Toujours plus vite : ce que nos BPM disent du monde en 2026
Bien que l’IMS rapporte la bonne santé de l’industrie musicale, la dance music s’accorde à l’état du monde : elle accélère.
15,1 milliards de dollars. C’est la valorisation record de l’industrie électronique en 2025. Comme l’indique le rapport 2025/2026 de l’IMS, l’International Music Summit, présenté à Ibiza du 22 au 24 avril, ces chiffres ont augmenté de 7% en un an. Pourtant, sous cette surface, le streaming croît moins vite que le reste du marché, et ce pour la première fois depuis son apparition dans les années 2000. Mais alors, si les revenus des multiples plateformes de streaming musical grandissent de moins en moins vite en 2025/2026, quel est cet autre moteur qui reprend un peu plus le contrôle ?
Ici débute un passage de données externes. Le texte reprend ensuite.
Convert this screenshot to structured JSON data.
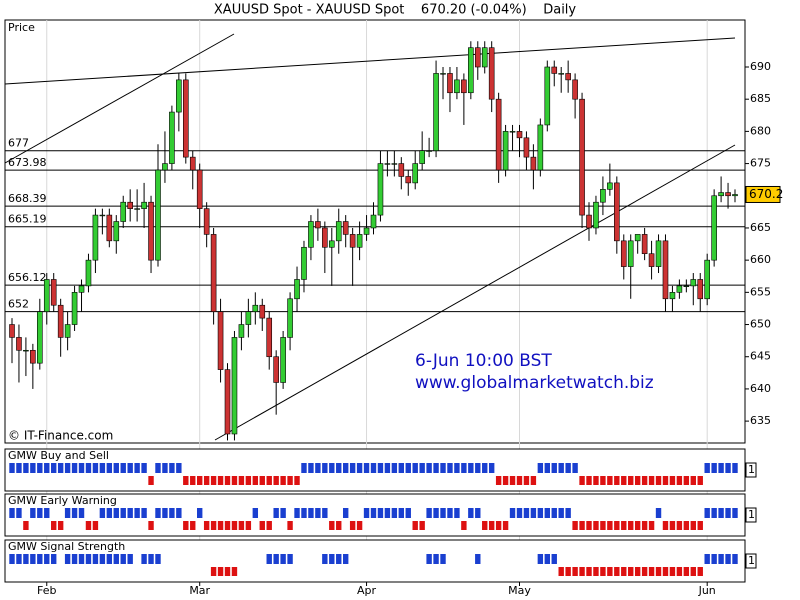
{
  "chart_data": {
    "type": "candlestick",
    "title": "XAUUSD Spot - XAUUSD Spot    670.20 (-0.04%)    Daily",
    "y_label": "Price",
    "annotations": [
      "6-Jun 10:00 BST",
      "www.globalmarketwatch.biz"
    ],
    "credit": "© IT-Finance.com",
    "up_color": "#33cc33",
    "down_color": "#cc3333",
    "ylim": [
      631.6,
      697.3
    ],
    "yticks": [
      635,
      640,
      645,
      650,
      655,
      660,
      665,
      670,
      675,
      680,
      685,
      690
    ],
    "levels": [
      677,
      673.98,
      668.39,
      665.19,
      656.12,
      652
    ],
    "last_price": 670.2,
    "last_price_color": "#ffcc00",
    "months": [
      {
        "label": "Feb",
        "index": 5
      },
      {
        "label": "Mar",
        "index": 27
      },
      {
        "label": "Apr",
        "index": 51
      },
      {
        "label": "May",
        "index": 73
      },
      {
        "label": "Jun",
        "index": 100
      }
    ],
    "candles": [
      [
        650,
        651,
        644,
        648
      ],
      [
        648,
        650,
        641,
        646
      ],
      [
        646,
        648,
        642,
        646
      ],
      [
        646,
        647,
        640,
        644
      ],
      [
        644,
        654,
        643,
        652
      ],
      [
        652,
        658,
        650,
        657
      ],
      [
        657,
        658,
        652,
        653
      ],
      [
        653,
        654,
        645,
        648
      ],
      [
        648,
        652,
        646,
        650
      ],
      [
        650,
        656,
        649,
        655
      ],
      [
        655,
        657,
        652,
        656
      ],
      [
        656,
        661,
        655,
        660
      ],
      [
        660,
        668,
        658,
        667
      ],
      [
        667,
        668,
        664,
        667
      ],
      [
        667,
        668,
        662,
        663
      ],
      [
        663,
        667,
        661,
        666
      ],
      [
        666,
        670,
        665,
        669
      ],
      [
        669,
        671,
        666,
        668
      ],
      [
        668,
        671,
        666,
        668
      ],
      [
        668,
        672,
        665,
        669
      ],
      [
        669,
        670,
        658,
        660
      ],
      [
        660,
        678,
        659,
        674
      ],
      [
        674,
        680,
        672,
        675
      ],
      [
        675,
        684,
        674,
        683
      ],
      [
        683,
        689,
        680,
        688
      ],
      [
        688,
        689,
        675,
        676
      ],
      [
        676,
        677,
        671,
        674
      ],
      [
        674,
        675,
        665,
        668
      ],
      [
        668,
        669,
        662,
        664
      ],
      [
        664,
        665,
        650,
        652
      ],
      [
        652,
        654,
        641,
        643
      ],
      [
        643,
        644,
        632,
        633
      ],
      [
        633,
        649,
        632,
        648
      ],
      [
        648,
        652,
        646,
        650
      ],
      [
        650,
        654,
        648,
        652
      ],
      [
        652,
        655,
        650,
        653
      ],
      [
        653,
        654,
        649,
        651
      ],
      [
        651,
        652,
        643,
        645
      ],
      [
        645,
        646,
        636,
        641
      ],
      [
        641,
        649,
        640,
        648
      ],
      [
        648,
        655,
        646,
        654
      ],
      [
        654,
        659,
        652,
        657
      ],
      [
        657,
        663,
        655,
        662
      ],
      [
        662,
        667,
        660,
        666
      ],
      [
        666,
        668,
        663,
        665
      ],
      [
        665,
        666,
        658,
        662
      ],
      [
        662,
        665,
        656,
        663
      ],
      [
        663,
        668,
        661,
        666
      ],
      [
        666,
        667,
        662,
        664
      ],
      [
        664,
        665,
        656,
        662
      ],
      [
        662,
        666,
        660,
        664
      ],
      [
        664,
        667,
        663,
        665
      ],
      [
        665,
        669,
        664,
        667
      ],
      [
        667,
        677,
        666,
        675
      ],
      [
        675,
        677,
        673,
        675
      ],
      [
        675,
        677,
        673,
        675
      ],
      [
        675,
        676,
        671,
        673
      ],
      [
        673,
        674,
        670,
        672
      ],
      [
        672,
        677,
        671,
        675
      ],
      [
        675,
        680,
        674,
        677
      ],
      [
        677,
        679,
        676,
        677
      ],
      [
        677,
        691,
        676,
        689
      ],
      [
        689,
        690,
        685,
        689
      ],
      [
        689,
        690,
        683,
        686
      ],
      [
        686,
        690,
        685,
        688
      ],
      [
        688,
        689,
        681,
        686
      ],
      [
        686,
        694,
        685,
        693
      ],
      [
        693,
        694,
        688,
        690
      ],
      [
        690,
        694,
        689,
        693
      ],
      [
        693,
        694,
        683,
        685
      ],
      [
        685,
        686,
        672,
        674
      ],
      [
        674,
        681,
        673,
        680
      ],
      [
        680,
        681,
        677,
        680
      ],
      [
        680,
        681,
        676,
        679
      ],
      [
        679,
        680,
        674,
        676
      ],
      [
        676,
        678,
        671,
        674
      ],
      [
        674,
        682,
        673,
        681
      ],
      [
        681,
        691,
        680,
        690
      ],
      [
        690,
        691,
        687,
        689
      ],
      [
        689,
        690,
        686,
        689
      ],
      [
        689,
        691,
        686,
        688
      ],
      [
        688,
        689,
        682,
        685
      ],
      [
        685,
        686,
        665,
        667
      ],
      [
        667,
        669,
        663,
        665
      ],
      [
        665,
        670,
        664,
        669
      ],
      [
        669,
        673,
        667,
        671
      ],
      [
        671,
        675,
        670,
        672
      ],
      [
        672,
        673,
        661,
        663
      ],
      [
        663,
        664,
        657,
        659
      ],
      [
        659,
        664,
        654,
        663
      ],
      [
        663,
        664,
        661,
        664
      ],
      [
        664,
        665,
        660,
        661
      ],
      [
        661,
        663,
        657,
        659
      ],
      [
        659,
        664,
        658,
        663
      ],
      [
        663,
        664,
        652,
        654
      ],
      [
        654,
        656,
        652,
        655
      ],
      [
        655,
        657,
        654,
        656
      ],
      [
        656,
        657,
        655,
        656
      ],
      [
        656,
        658,
        653,
        657
      ],
      [
        657,
        658,
        652,
        654
      ],
      [
        654,
        661,
        653,
        660
      ],
      [
        660,
        671,
        659,
        670
      ],
      [
        670,
        673,
        669,
        670.5
      ],
      [
        670.5,
        672,
        668,
        670
      ],
      [
        670,
        671,
        669,
        670.2
      ]
    ],
    "signal_colors": [
      "#1a3fd0",
      "#dd1111"
    ],
    "panels": [
      {
        "title": "GMW Buy and Sell",
        "scale_label": "1",
        "signals": [
          1,
          1,
          1,
          1,
          1,
          1,
          1,
          1,
          1,
          1,
          1,
          1,
          1,
          1,
          1,
          1,
          1,
          1,
          1,
          1,
          -1,
          1,
          1,
          1,
          1,
          -1,
          -1,
          -1,
          -1,
          -1,
          -1,
          -1,
          -1,
          -1,
          -1,
          -1,
          -1,
          -1,
          -1,
          -1,
          -1,
          -1,
          1,
          1,
          1,
          1,
          1,
          1,
          1,
          1,
          1,
          1,
          1,
          1,
          1,
          1,
          1,
          1,
          1,
          1,
          1,
          1,
          1,
          1,
          1,
          1,
          1,
          1,
          1,
          1,
          -1,
          -1,
          -1,
          -1,
          -1,
          -1,
          1,
          1,
          1,
          1,
          1,
          1,
          -1,
          -1,
          -1,
          -1,
          -1,
          -1,
          -1,
          -1,
          -1,
          -1,
          -1,
          -1,
          -1,
          -1,
          -1,
          -1,
          -1,
          -1,
          1,
          1,
          1,
          1,
          1
        ]
      },
      {
        "title": "GMW Early Warning",
        "scale_label": "1",
        "signals": [
          1,
          1,
          -1,
          1,
          1,
          1,
          -1,
          -1,
          1,
          1,
          1,
          -1,
          -1,
          1,
          1,
          1,
          1,
          1,
          1,
          1,
          -1,
          1,
          1,
          1,
          1,
          -1,
          -1,
          1,
          -1,
          -1,
          -1,
          -1,
          -1,
          -1,
          -1,
          1,
          -1,
          -1,
          1,
          1,
          -1,
          1,
          1,
          1,
          1,
          1,
          -1,
          -1,
          1,
          -1,
          -1,
          1,
          1,
          1,
          1,
          1,
          1,
          1,
          -1,
          -1,
          1,
          1,
          1,
          1,
          1,
          -1,
          1,
          1,
          -1,
          -1,
          -1,
          -1,
          1,
          1,
          1,
          1,
          1,
          1,
          1,
          1,
          1,
          -1,
          -1,
          -1,
          -1,
          -1,
          -1,
          -1,
          -1,
          -1,
          -1,
          -1,
          -1,
          1,
          -1,
          -1,
          -1,
          -1,
          -1,
          -1,
          1,
          1,
          1,
          1,
          1
        ]
      },
      {
        "title": "GMW Signal Strength",
        "scale_label": "1",
        "signals": [
          1,
          1,
          1,
          1,
          1,
          1,
          1,
          0,
          1,
          1,
          1,
          1,
          1,
          1,
          1,
          1,
          1,
          1,
          0,
          1,
          1,
          1,
          0,
          0,
          0,
          0,
          0,
          0,
          0,
          -1,
          -1,
          -1,
          -1,
          0,
          0,
          0,
          0,
          1,
          1,
          1,
          1,
          0,
          0,
          0,
          0,
          1,
          1,
          1,
          1,
          0,
          0,
          0,
          0,
          0,
          0,
          0,
          0,
          0,
          0,
          0,
          1,
          1,
          1,
          0,
          0,
          0,
          0,
          1,
          0,
          0,
          0,
          0,
          0,
          0,
          0,
          0,
          1,
          1,
          1,
          -1,
          -1,
          -1,
          -1,
          -1,
          -1,
          -1,
          -1,
          -1,
          -1,
          -1,
          -1,
          -1,
          -1,
          -1,
          -1,
          -1,
          -1,
          -1,
          -1,
          -1,
          1,
          1,
          1,
          1,
          1
        ]
      }
    ]
  }
}
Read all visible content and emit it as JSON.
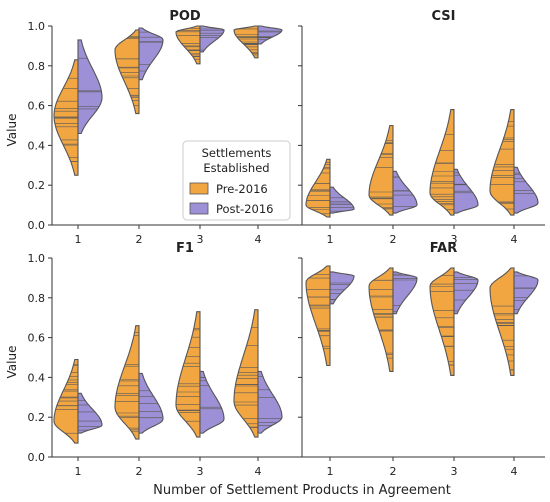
{
  "figure": {
    "xlabel": "Number of Settlement Products in Agreement",
    "ylabel": "Value",
    "legend": {
      "title_line1": "Settlements",
      "title_line2": "Established",
      "placement": "inside POD panel, lower-right",
      "items": [
        "Pre-2016",
        "Post-2016"
      ]
    },
    "colors": {
      "pre": "#f2a641",
      "post": "#9e90d6",
      "edge": "#555555"
    },
    "yticks": [
      "0.0",
      "0.2",
      "0.4",
      "0.6",
      "0.8",
      "1.0"
    ],
    "xticks": [
      "1",
      "2",
      "3",
      "4"
    ]
  },
  "chart_data": [
    {
      "type": "violin",
      "title": "POD",
      "ylim": [
        0,
        1
      ],
      "categories": [
        "1",
        "2",
        "3",
        "4"
      ],
      "series": [
        {
          "name": "Pre-2016",
          "side": "left",
          "ranges": [
            [
              0.25,
              0.83
            ],
            [
              0.56,
              0.98
            ],
            [
              0.81,
              1.0
            ],
            [
              0.84,
              1.0
            ]
          ],
          "modes": [
            0.55,
            0.88,
            0.97,
            0.98
          ]
        },
        {
          "name": "Post-2016",
          "side": "right",
          "ranges": [
            [
              0.46,
              0.93
            ],
            [
              0.73,
              0.99
            ],
            [
              0.87,
              1.0
            ],
            [
              0.91,
              1.0
            ]
          ],
          "modes": [
            0.64,
            0.93,
            0.98,
            0.98
          ]
        }
      ]
    },
    {
      "type": "violin",
      "title": "CSI",
      "ylim": [
        0,
        1
      ],
      "categories": [
        "1",
        "2",
        "3",
        "4"
      ],
      "series": [
        {
          "name": "Pre-2016",
          "side": "left",
          "ranges": [
            [
              0.04,
              0.33
            ],
            [
              0.05,
              0.5
            ],
            [
              0.05,
              0.58
            ],
            [
              0.05,
              0.58
            ]
          ],
          "modes": [
            0.1,
            0.15,
            0.16,
            0.17
          ]
        },
        {
          "name": "Post-2016",
          "side": "right",
          "ranges": [
            [
              0.06,
              0.19
            ],
            [
              0.06,
              0.27
            ],
            [
              0.06,
              0.28
            ],
            [
              0.06,
              0.29
            ]
          ],
          "modes": [
            0.08,
            0.1,
            0.1,
            0.11
          ]
        }
      ]
    },
    {
      "type": "violin",
      "title": "F1",
      "ylim": [
        0,
        1
      ],
      "categories": [
        "1",
        "2",
        "3",
        "4"
      ],
      "series": [
        {
          "name": "Pre-2016",
          "side": "left",
          "ranges": [
            [
              0.07,
              0.49
            ],
            [
              0.09,
              0.66
            ],
            [
              0.1,
              0.73
            ],
            [
              0.1,
              0.74
            ]
          ],
          "modes": [
            0.18,
            0.25,
            0.26,
            0.28
          ]
        },
        {
          "name": "Post-2016",
          "side": "right",
          "ranges": [
            [
              0.12,
              0.32
            ],
            [
              0.12,
              0.42
            ],
            [
              0.12,
              0.43
            ],
            [
              0.12,
              0.43
            ]
          ],
          "modes": [
            0.16,
            0.19,
            0.19,
            0.2
          ]
        }
      ]
    },
    {
      "type": "violin",
      "title": "FAR",
      "ylim": [
        0,
        1
      ],
      "categories": [
        "1",
        "2",
        "3",
        "4"
      ],
      "series": [
        {
          "name": "Pre-2016",
          "side": "left",
          "ranges": [
            [
              0.46,
              0.96
            ],
            [
              0.43,
              0.95
            ],
            [
              0.41,
              0.95
            ],
            [
              0.41,
              0.95
            ]
          ],
          "modes": [
            0.88,
            0.86,
            0.86,
            0.85
          ]
        },
        {
          "name": "Post-2016",
          "side": "right",
          "ranges": [
            [
              0.77,
              0.93
            ],
            [
              0.72,
              0.93
            ],
            [
              0.72,
              0.93
            ],
            [
              0.72,
              0.93
            ]
          ],
          "modes": [
            0.91,
            0.9,
            0.89,
            0.89
          ]
        }
      ]
    }
  ]
}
Les données SoundCloud indiquent quant à elles une certaine tendance en 2025 pour une musique électronique plus rude, plus rapide. Pour preuve, les uploads de Schranz, sous-genre de techno dure allemande avec un tempo extrêmement élevé, ont explosé de 83% en un an.
La Schranz reste par ailleurs très loin d’être un cas isolé : on observe depuis trois ans une augmentation de tracks hardstyle, hardcore ou hardtekk dépassant la barrière des 180 BPM. SoundCloud n’est pas la seule plateforme à le relever, Tiktok témoignant également d’une progression de 147% de SpeedGarage en un an, ce qui permet de souligner que le durcissement en question traverse aussi bien les plateformes que les styles musicaux.
Le rapport de l’IMS, rédigé par l’analyste Mark Mulligan de MIDiA Research, introduit donc l’idée que la musique tend à refléter l’atmosphère géopolitique mondiale en devenant plus dure et rapide dans les périodes où les actualités sont particulièrement turbulentes. Le rapport anticipe par ailleurs que 2026 suivra la même logique. Ce que nous avons vu comme une simple tendance esthétique passagère avec la Schranz s’avère davantage être un réflexe culturel documenté.
En parallèle de l’augmentation d’écoute de musique électronique au BPM très élevé, un autre fait mérite de s’y attarder : l’intelligence artificielle. En effet, le rapport relève un bond énorme des revenus des outils de génération musicale par IA et de séparation de stems (de pistes), soit une hausse de 651% entre 2023 et 2025. Ces outils atteignant les 333 millions de dollars de revenus, les revenus des logiciels musicaux plus traditionnels ont pour leur part reculé.
Les deux faits que nous avons relevés depuis ce rapport ne sont pas complètement dissociés, bien au contraire. L’IMS fait le lien entre un monde saturé de commodification et de contenu généré par des algorithmes avec les scènes et la culture qui demeurent le cœur battant de la musique électronique. Sans doute est-ce pour cela que le public cherche l’expérience physique radicale, loin de l’utilisation massive de l’IA, loin des évènements peu joyeux dont s’orne le globe. En réponse à cela, on se dirige vers la sueur, la pression des basses à 180 BPM dans un club bondé afin de prendre goût à la température de ce grand bain aux multiples remous nourris par le sentiment d’urgence collective.
Ce déplacement est confirmé par les données économiques et les chiffres fandom. On observe en 2025, dans l’ensemble de l’industrie musicale, une progression de 21% des revenus dits expanded rights, comprenant merchandising, vente directe artiste-fan, ce qui surpasse toutes les autres catégories. L’industrie se repose alors un peu plus sur la ferveur active des fans et non pas seulement sur un modèle de consommation passive.
Alors certes, l’industrie fait son poids avec ses 15 milliards, les algorithmes poursuivent leur prolifération, l’intelligence artificielle est bel et bien rentrée dans la course, loin de ses premiers pas. Toutefois, malgré tout ça (ou peut-être à cause de ça), ce que beaucoup cherchent en 2026, c’est une pièce sombre, noire de monde, inondée dans un tempo frénétique, afin, supposons, de s’accorder à l’autre tempo qui, lui, leur est imposé, celui d’un monde en perpétuel mouvement qui par moments semble tourner plus vite, trop vite, bien plus vite qu’à son habitude.